The two companies, Minnepura and Innotronics, were funded with help from the University’s Venture Center. As part of the University Startups Demo Day, which gives 35 school-launched startups a chance to interact with investors, Minnepura and Innotronics will present their ideas to members of Congress in Washington, D.C.
Both University companies were named on the National Council of Entrepreneurial Tech Transfer’s 2016 “Best University Startups” list, which qualified them for Tuesday’s event.
The University’s Venture Center is part of the Office for Technology Commercialization and has launched over 100 companies since its start in 2006, with over 80 still active, said Venture Center Associate Director Russ Straate.
“Our hope is that the visibility these companies get might attract investors,” Straate said, adding that on top of seeking investments, presenters will meet members of Congress.
Minnepura, founded in 2013, developed a low-cost method to remove chemicals from waterways, said Co-Founder Larry Wackett. The idea came when his team looked critically at the way microorganisms gets trapped in silica gels.

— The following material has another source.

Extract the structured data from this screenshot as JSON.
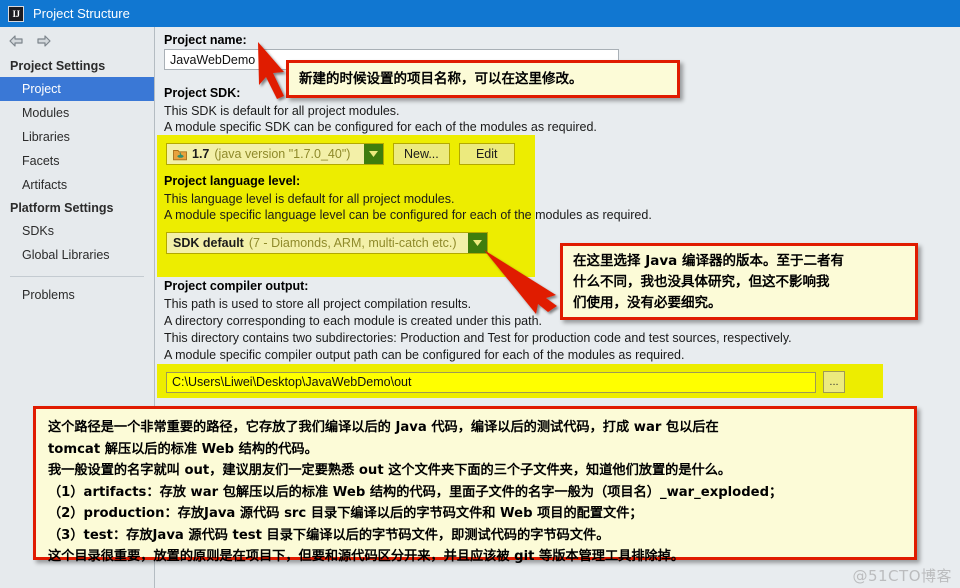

“There’s a big push now to use water more wisely,” Wackett said.
Minnepura filters use a gel that has enzymes acting like a sponge to break down bad particles.
Wackett said the filters break down chemicals instead of just catching them — the Minnepura system could be efficient enough to save 20 billion gallons of water in California alone, he said.
Minnepura also works to clean agricultural runoff and water contaminated by industrial oil and gas, he said.
The other startup, Innotronics, — launched last year — and aims to market remote sensors for industrial and agricultural equipment.
The three-member team first researched sensors for cars that could detect and prevent imminent crashes, said Innotronics Chief Scientific Officer Rajesh Rajamani.
Despite its work in vehicle crashes, the team found that the sensors could also help increase accuracy of hydraulics in industrial, construction and agricultural equipment, Rajamani said. In addition, these sensors are effective in automating hydraulic pistons and allow for better control in precision activities like planting seeds at a certain depth.
Rajamani said the new sensor is cheap, durable and easy to install.
“Ideas aren’t necessarily valuable at all unless someone does something with it,” said John Stavig, director of Carlson’s Gary S. Holmes Center for Entrepreneurship.
While both startups advanced to Congress, they’re still in the early stages of development, Straate said. Still, their inventions’ ability to disrupt and solve high-profile problems makes them likely to succeed.
“This is a great opportunity for our companies to get exposure for a much broader group outside the Twin-Cities market,” he said.